In this story we have Marco (Marcos Hernandez) who has been a chauffeur for a General of the Army for fifteen years. His unnamed wife (Bertha Ruiz) hawks alarm clocks and pastry in a metro station. Both are middle-aged, unattractive, and overweight, the antithesis of Hollywood glamor. The film is framed by sexual acts, and explicitly realistic Dumont-like sex is sprinkled throughout, apparently designed to tweak our level of comfort rather than turn us on. As part of his job, Marcos chauffeurs the elite General's rebellious young daughter Ana (Anapola Mushkadiz) around town and he is the only one who knows about her secret life, turning tricks in a brothel. To clear the air and perhaps to receive some of her favors, Marcos admits to her that he and his wife kidnapped the baby of a friend and that the baby died accidentally.
Transcending racial taboos and class differences, Ana agrees to have sex with her driver but tells him to turn himself in to the police. Persuaded by his wife, however, he decides to wait until after the procession of Catholics to the shrine of the Lady of Guadeloupe.

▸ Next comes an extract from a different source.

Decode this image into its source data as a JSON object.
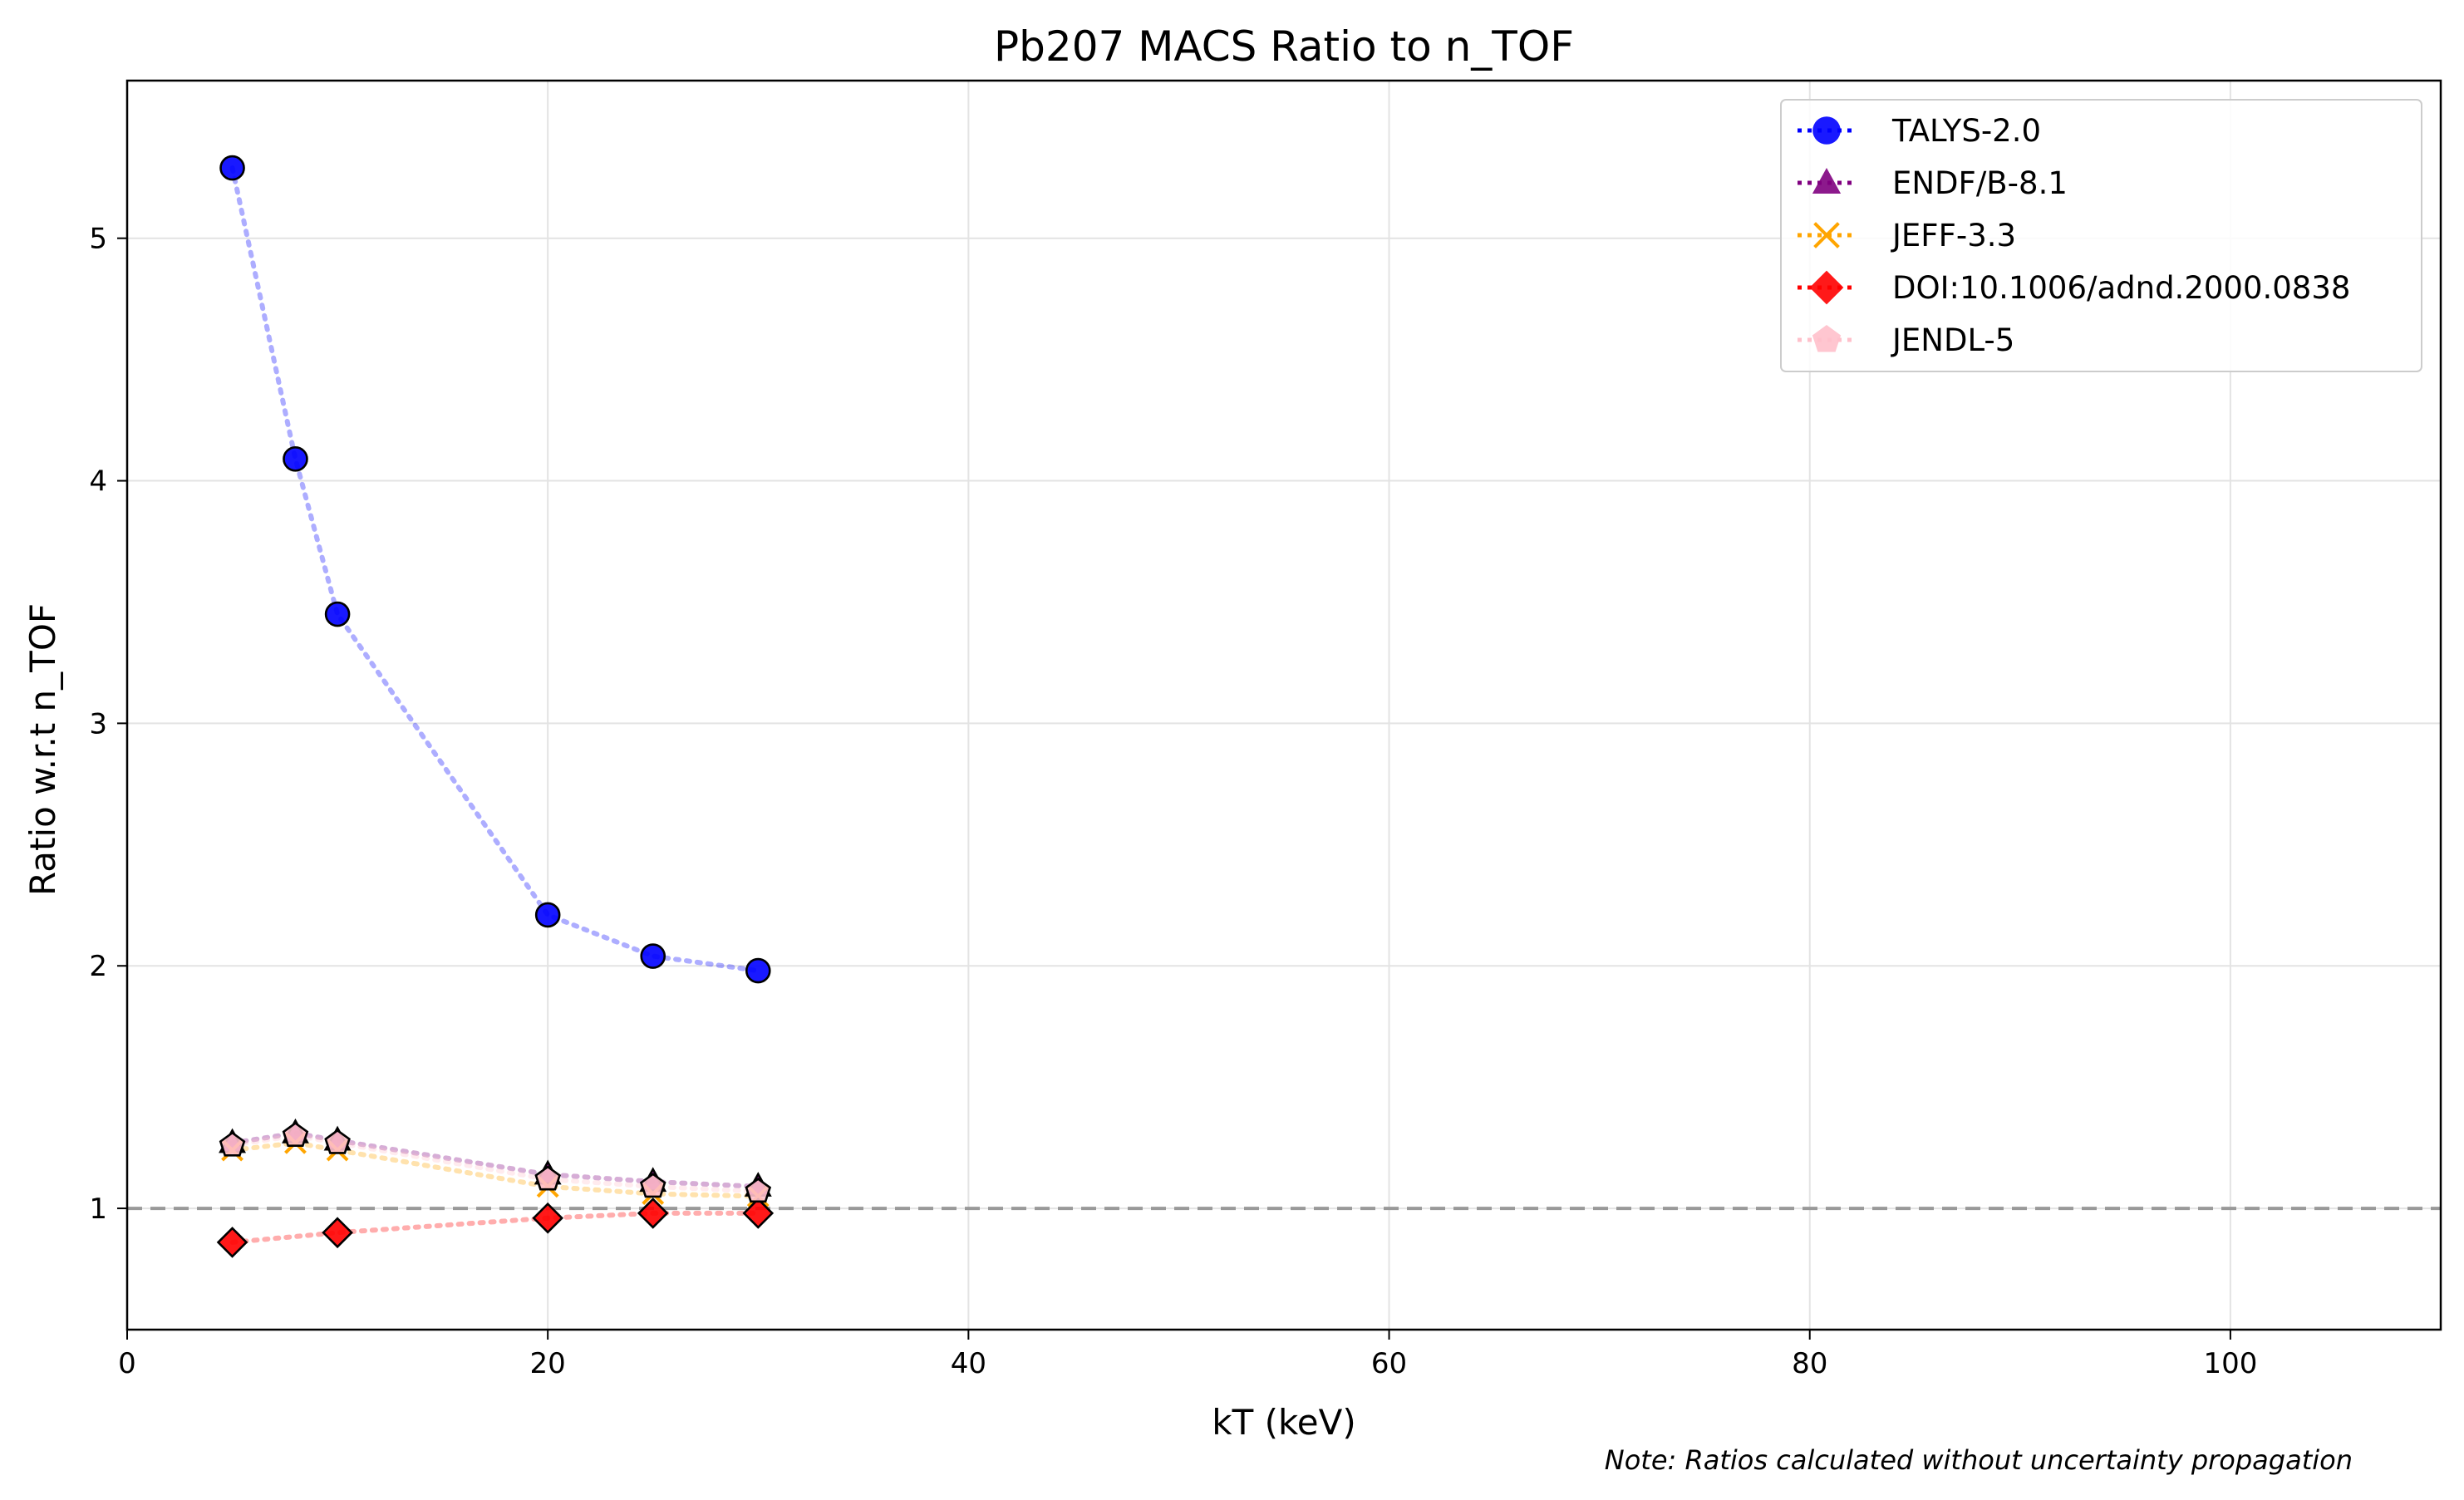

Reygadas challenges our visual ideals about screen sex by zooming in on Marcos's flabby physique and his wife's pimpled, varicose veined flesh. There's no getting around the fact that neither of them were at the front of the queue when good looks were given out, and in many respects Reygadas has done something unique here with the sex scenes. But the end result of his experimentation serves as a distraction from the principle story and only adds to the alienation we're already beginning to feel towards his expressionless, unfathomable characters. They're totally lifeless and did not even engage me at all. I found myself wondering how much time had passed and wishing for shots to complete rather than watching the same shot for the next ten to fifteen seconds. A feeling I felt once before with The House of Mirth.
The music was sort of interesting and I read that the director spent 7 weeks just on the sound. My guess, two weeks on the rest of the film. Personally this film could of been told in under thirty minutes. The rest comprises of long, slow moving shots of people walking, standing, corridors, buildings, scenery, and non too erotic sex. Now when I talk about slow shots, I am talking about a five to ten second slow pan showing a character turn their head one way, followed by another long shot of their head turning the other way and the camera turning again. Or the excruciating scenes of characters just standing and looking. It was difficult to wait for the camera to catch up. The movie needed so much more editing, as it stand it would bring it down to a short, but there were many aspects of the story that could have actually been attempted to be explored on screen, even in a minimalist way. You better off watching another Mexican films like "Lolo," "Vera," "Japon," Pulque's Song" or a favorite of mine "Amores Perros."